Adgate: I agree that news has a historical significance to the branding of the broadcast networks, dating back generations. No matter how antiquated it may seem, the evening news telecasts are still a sacred part of a broadcast network.
Gold: Definitely. They are not only the face of the networks, but they lend a sense of integrity to the networks. And they are also a profit center despite declining ratings.
Newscast viewership, in general, is declining on cable. The Fox News personality- and opinion-driven shows are doing OK, but straight news reporting on networks like CNN are losing viewers steadily. Is that because people can now get news as it happens?
Adgate: I do think the cable newscasts are down because of the ubiquity of the news across multiple platforms. News and information is the most common radio genre. Another factor is these news networks provide more opinion than news and there could be a fatigue factor in that.

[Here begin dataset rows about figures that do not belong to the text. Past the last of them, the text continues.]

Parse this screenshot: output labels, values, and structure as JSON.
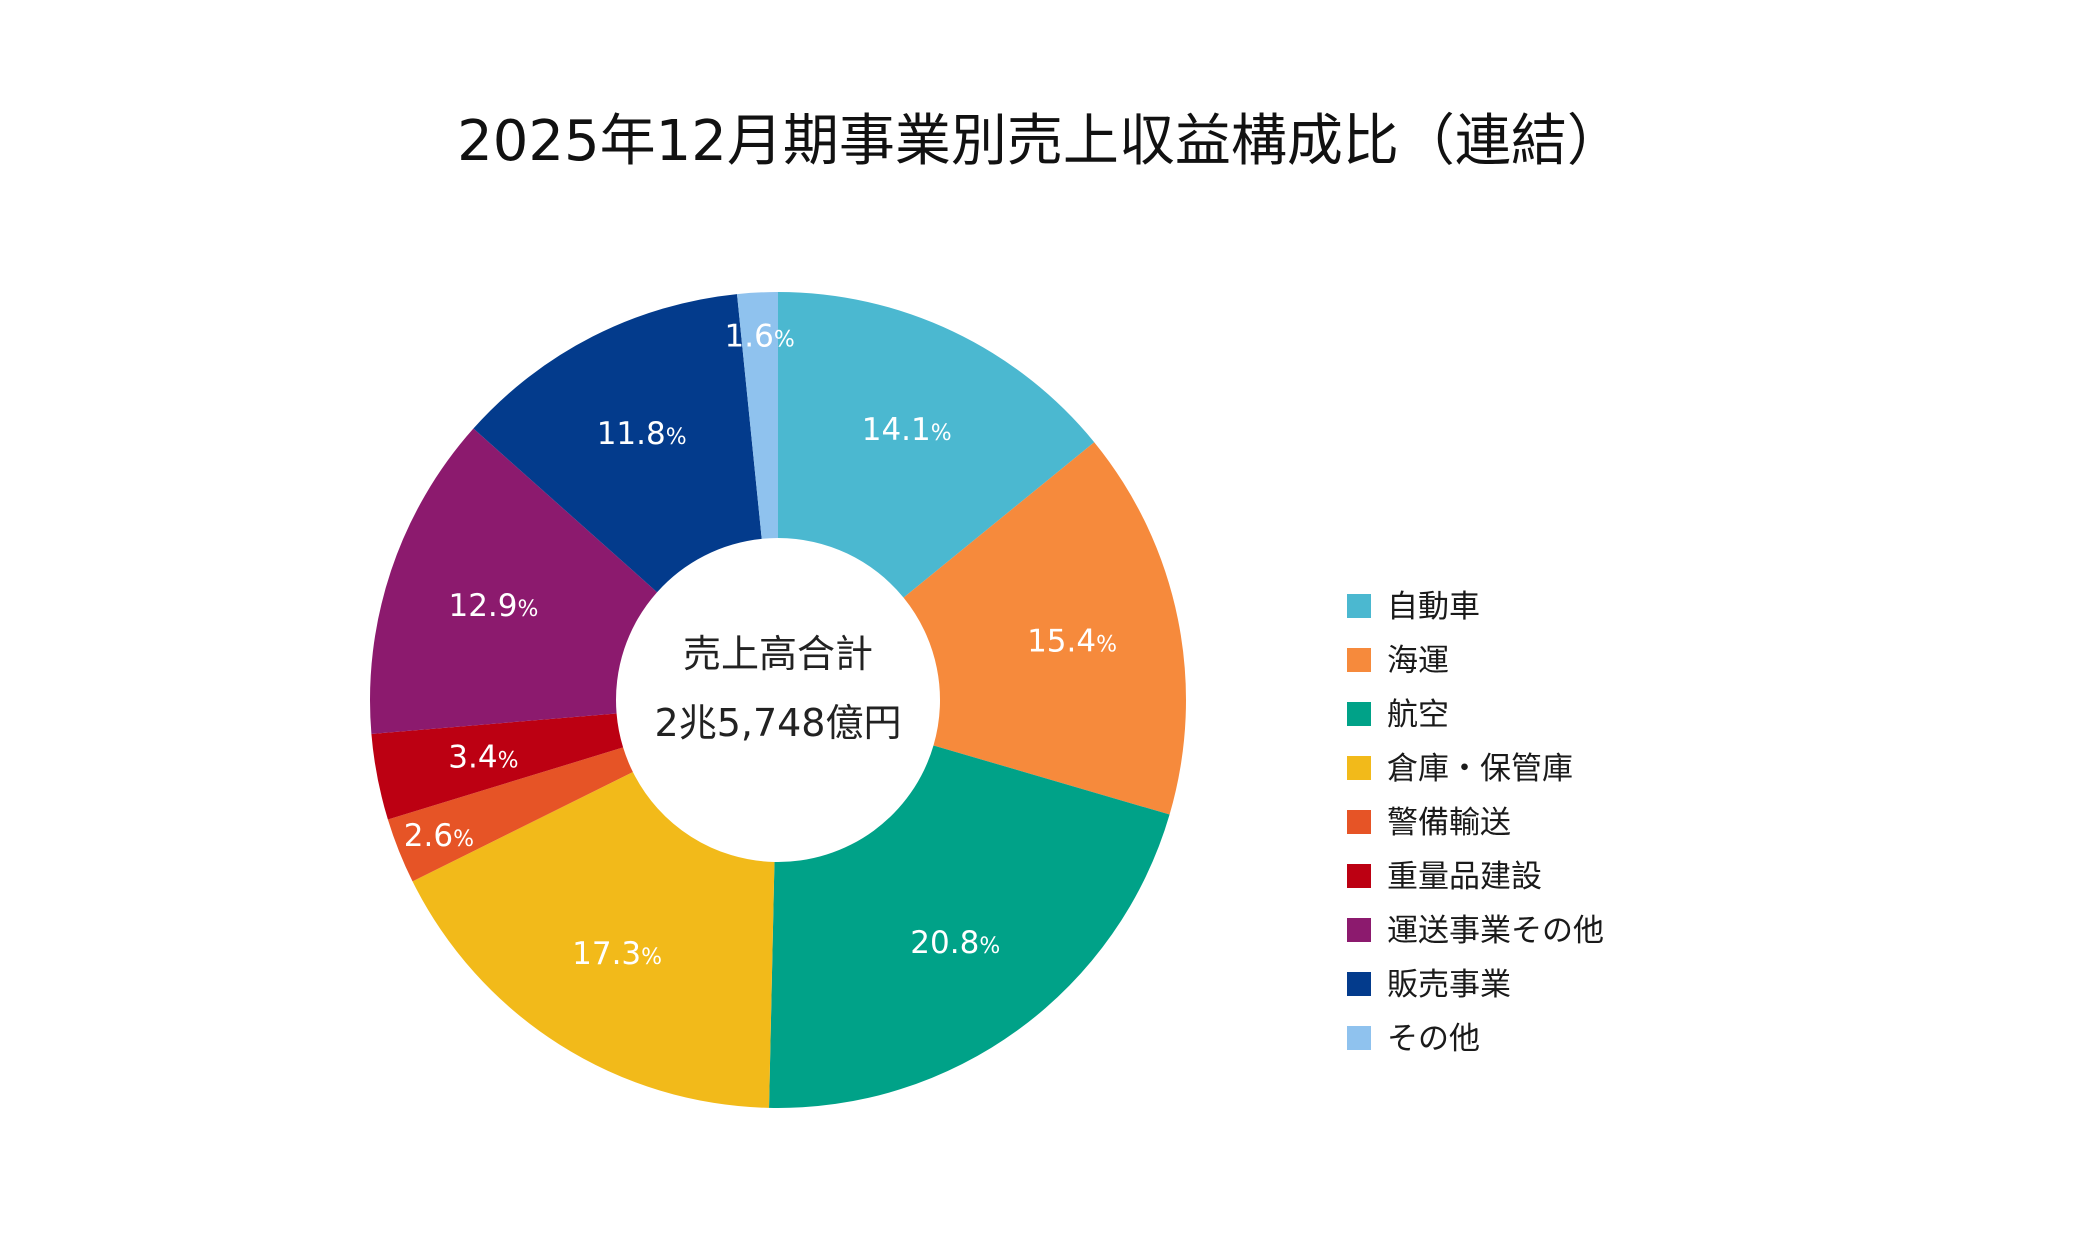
{
  "chart_data": {
    "type": "pie",
    "title": "2025年12月期事業別売上収益構成比（連結）",
    "center_label": "売上高合計",
    "center_value": "2兆5,748億円",
    "unit_suffix": "%",
    "legend_position": "right",
    "categories": [
      "自動車",
      "海運",
      "航空",
      "倉庫・保管庫",
      "警備輸送",
      "重量品建設",
      "運送事業その他",
      "販売事業",
      "その他"
    ],
    "values": [
      14.1,
      15.4,
      20.8,
      17.3,
      2.6,
      3.4,
      12.9,
      11.8,
      1.6
    ],
    "value_labels": [
      "14.1",
      "15.4",
      "20.8",
      "17.3",
      "2.6",
      "3.4",
      "12.9",
      "11.8",
      "1.6"
    ],
    "colors": [
      "#4BB8D0",
      "#F68A3C",
      "#00A288",
      "#F2BA1A",
      "#E65426",
      "#BC0012",
      "#8C1A6E",
      "#033B8C",
      "#8FC2EE"
    ]
  }
}
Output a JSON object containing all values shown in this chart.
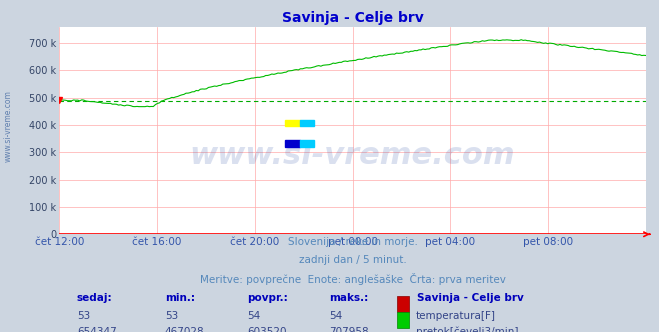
{
  "title": "Savinja - Celje brv",
  "title_color": "#0000cc",
  "bg_color": "#ccd5e0",
  "plot_bg_color": "#ffffff",
  "grid_color": "#ffaaaa",
  "avg_line_color": "#00aa00",
  "avg_line_value": 489000,
  "flow_color": "#00bb00",
  "temp_color": "#cc0000",
  "xtick_color": "#3355aa",
  "ytick_color": "#334466",
  "ylabel_ticks": [
    "0",
    "100 k",
    "200 k",
    "300 k",
    "400 k",
    "500 k",
    "600 k",
    "700 k"
  ],
  "ylabel_values": [
    0,
    100000,
    200000,
    300000,
    400000,
    500000,
    600000,
    700000
  ],
  "ylim": [
    0,
    760000
  ],
  "xtick_labels": [
    "čet 12:00",
    "čet 16:00",
    "čet 20:00",
    "pet 00:00",
    "pet 04:00",
    "pet 08:00"
  ],
  "xtick_positions": [
    0.0,
    0.1667,
    0.3333,
    0.5,
    0.6667,
    0.8333
  ],
  "watermark_text": "www.si-vreme.com",
  "watermark_color": "#3355aa",
  "watermark_alpha": 0.18,
  "side_text": "www.si-vreme.com",
  "side_text_color": "#5577aa",
  "subtitle1": "Slovenija / reke in morje.",
  "subtitle2": "zadnji dan / 5 minut.",
  "subtitle3": "Meritve: povprečne  Enote: anglešaške  Črta: prva meritev",
  "subtitle_color": "#5588bb",
  "legend_title": "Savinja - Celje brv",
  "legend_title_color": "#0000bb",
  "legend_temp_label": "temperatura[F]",
  "legend_flow_label": "pretok[čevelj3/min]",
  "stat_headers": [
    "sedaj:",
    "min.:",
    "povpr.:",
    "maks.:"
  ],
  "stat_header_color": "#0000bb",
  "stat_value_color": "#334488",
  "stat_temp": [
    53,
    53,
    54,
    54
  ],
  "stat_flow": [
    654347,
    467028,
    603520,
    707958
  ],
  "n_points": 288,
  "temp_value": 53,
  "logo_colors": [
    "#ffff00",
    "#00aaff",
    "#0000cc",
    "#00aaff"
  ]
}
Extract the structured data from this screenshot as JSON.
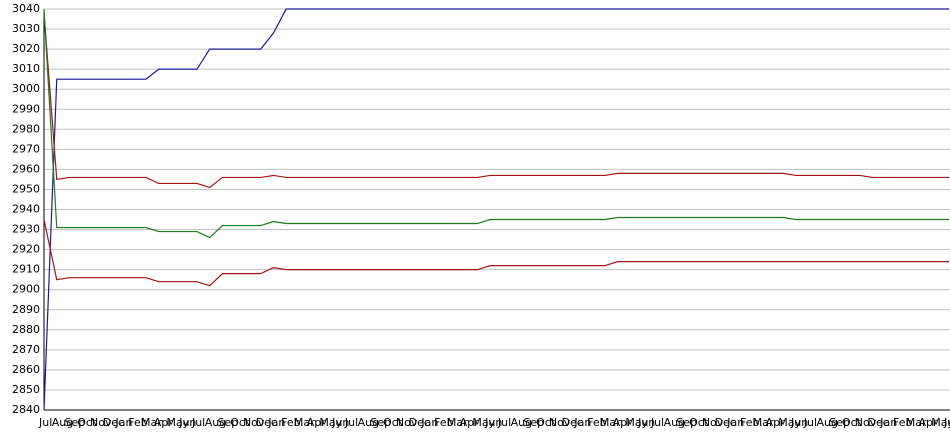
{
  "chart_data": {
    "type": "line",
    "categories": [
      "Jul",
      "Aug",
      "Sep",
      "Oct",
      "Nov",
      "Dec",
      "Jan",
      "Feb",
      "Mar",
      "Apr",
      "May",
      "Jun",
      "Jul",
      "Aug",
      "Sep",
      "Oct",
      "Nov",
      "Dec",
      "Jan",
      "Feb",
      "Mar",
      "Apr",
      "May",
      "Jun",
      "Jul",
      "Aug",
      "Sep",
      "Oct",
      "Nov",
      "Dec",
      "Jan",
      "Feb",
      "Mar",
      "Apr",
      "May",
      "Jun",
      "Jul",
      "Aug",
      "Sep",
      "Oct",
      "Nov",
      "Dec",
      "Jan",
      "Feb",
      "Mar",
      "Apr",
      "May",
      "Jun",
      "Jul",
      "Aug",
      "Sep",
      "Oct",
      "Nov",
      "Dec",
      "Jan",
      "Feb",
      "Mar",
      "Apr",
      "May",
      "Jun",
      "Jul",
      "Aug",
      "Sep",
      "Oct",
      "Nov",
      "Dec",
      "Jan",
      "Feb",
      "Mar",
      "Apr",
      "May",
      "Jun"
    ],
    "series": [
      {
        "color": "#1a1a99",
        "values": [
          2840,
          3005,
          3005,
          3005,
          3005,
          3005,
          3005,
          3005,
          3005,
          3010,
          3010,
          3010,
          3010,
          3020,
          3020,
          3020,
          3020,
          3020,
          3028,
          3040,
          3040,
          3040,
          3040,
          3040,
          3040,
          3040,
          3040,
          3040,
          3040,
          3040,
          3040,
          3040,
          3040,
          3040,
          3040,
          3040,
          3040,
          3040,
          3040,
          3040,
          3040,
          3040,
          3040,
          3040,
          3040,
          3040,
          3040,
          3040,
          3040,
          3040,
          3040,
          3040,
          3040,
          3040,
          3040,
          3040,
          3040,
          3040,
          3040,
          3040,
          3040,
          3040,
          3040,
          3040,
          3040,
          3040,
          3040,
          3040,
          3040,
          3040,
          3040,
          3040
        ]
      },
      {
        "color": "#a31515",
        "values": [
          3038,
          2955,
          2956,
          2956,
          2956,
          2956,
          2956,
          2956,
          2956,
          2953,
          2953,
          2953,
          2953,
          2951,
          2956,
          2956,
          2956,
          2956,
          2957,
          2956,
          2956,
          2956,
          2956,
          2956,
          2956,
          2956,
          2956,
          2956,
          2956,
          2956,
          2956,
          2956,
          2956,
          2956,
          2956,
          2957,
          2957,
          2957,
          2957,
          2957,
          2957,
          2957,
          2957,
          2957,
          2957,
          2958,
          2958,
          2958,
          2958,
          2958,
          2958,
          2958,
          2958,
          2958,
          2958,
          2958,
          2958,
          2958,
          2958,
          2957,
          2957,
          2957,
          2957,
          2957,
          2957,
          2956,
          2956,
          2956,
          2956,
          2956,
          2956,
          2956
        ]
      },
      {
        "color": "#1a7a1a",
        "values": [
          3040,
          2931,
          2931,
          2931,
          2931,
          2931,
          2931,
          2931,
          2931,
          2929,
          2929,
          2929,
          2929,
          2926,
          2932,
          2932,
          2932,
          2932,
          2934,
          2933,
          2933,
          2933,
          2933,
          2933,
          2933,
          2933,
          2933,
          2933,
          2933,
          2933,
          2933,
          2933,
          2933,
          2933,
          2933,
          2935,
          2935,
          2935,
          2935,
          2935,
          2935,
          2935,
          2935,
          2935,
          2935,
          2936,
          2936,
          2936,
          2936,
          2936,
          2936,
          2936,
          2936,
          2936,
          2936,
          2936,
          2936,
          2936,
          2936,
          2935,
          2935,
          2935,
          2935,
          2935,
          2935,
          2935,
          2935,
          2935,
          2935,
          2935,
          2935,
          2935
        ]
      },
      {
        "color": "#a31515",
        "values": [
          2935,
          2905,
          2906,
          2906,
          2906,
          2906,
          2906,
          2906,
          2906,
          2904,
          2904,
          2904,
          2904,
          2902,
          2908,
          2908,
          2908,
          2908,
          2911,
          2910,
          2910,
          2910,
          2910,
          2910,
          2910,
          2910,
          2910,
          2910,
          2910,
          2910,
          2910,
          2910,
          2910,
          2910,
          2910,
          2912,
          2912,
          2912,
          2912,
          2912,
          2912,
          2912,
          2912,
          2912,
          2912,
          2914,
          2914,
          2914,
          2914,
          2914,
          2914,
          2914,
          2914,
          2914,
          2914,
          2914,
          2914,
          2914,
          2914,
          2914,
          2914,
          2914,
          2914,
          2914,
          2914,
          2914,
          2914,
          2914,
          2914,
          2914,
          2914,
          2914
        ]
      }
    ],
    "ylim": [
      2840,
      3040
    ],
    "yticks": [
      2840,
      2850,
      2860,
      2870,
      2880,
      2890,
      2900,
      2910,
      2920,
      2930,
      2940,
      2950,
      2960,
      2970,
      2980,
      2990,
      3000,
      3010,
      3020,
      3030,
      3040
    ],
    "grid": true
  }
}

Gold: Exactly. We are in a world where 50% of cellphone users now have smartphones and the news is at their fingertips at the press of a button. Plus, at any given time, we can log onto our computers and get the news from a variety of sites and sources.
Do you think the networks are making money on the evening news telecasts?
Adgate: If the networks are making any money, it's not a lot. They have shut down numerous news bureaus around the world over the past decade and they can't charge a premium ad rate with a median age audience hovering around 60 and declining viewership. Right now they are more prestige for the networks than anything else. But I don't think the broadcast network newscasts are going the way of the soap operas, even though the audience trends are similar.
Gold: Due to their relatively low production costs, all news shows should be profit centers for the networks, especially the morning shows, which is why they keep expanding their hours.